En fouillant dans la bidon de "survie psychologique", Lionel a trouvé un bon plat de pommes de terre rissolées au lardons. Avec en plus les franches rigolades autour de la dernière innovation du bord comme "la machine à percer les rêves de chacun d’entre nous", le moral revient au beau fixe.
Après le débriefing sur la casse du spi, on s’est rappelé que c’était un privilège d’être là où nous étions, au milieu de l’océan, et qu’on ne devait pas gâcher ce plaisir pour une fichue voile. Et, de toutes façons, comme on n’avait pas assez de vivres pour tenir plus longtemps que prévu, on n’avait pas trop le choix : Vitesse, vitesse, vitesse.

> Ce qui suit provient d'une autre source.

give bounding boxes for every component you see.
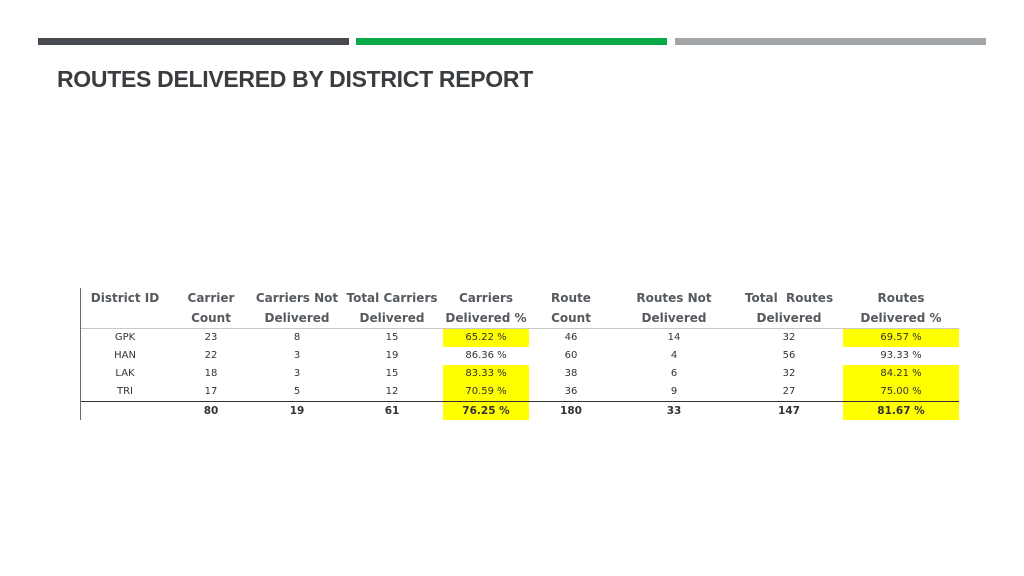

Conclusion : On n’a jamais rien lâché, et on ne commencera pas aujourd’hui.
L’idée est maintenant d’aller chercher la dorsale plus au nord pour profiter d’une dépression et de s’approcher d’elle au maximum pour en tirer ses vents les plus forts. Ainsi on sera dans la plage d’utilisation du seul spi qui nous reste à savoir le spi tempête.
On limite la casse au niveau classement, à notre grand étonnement, et c’est tant mieux.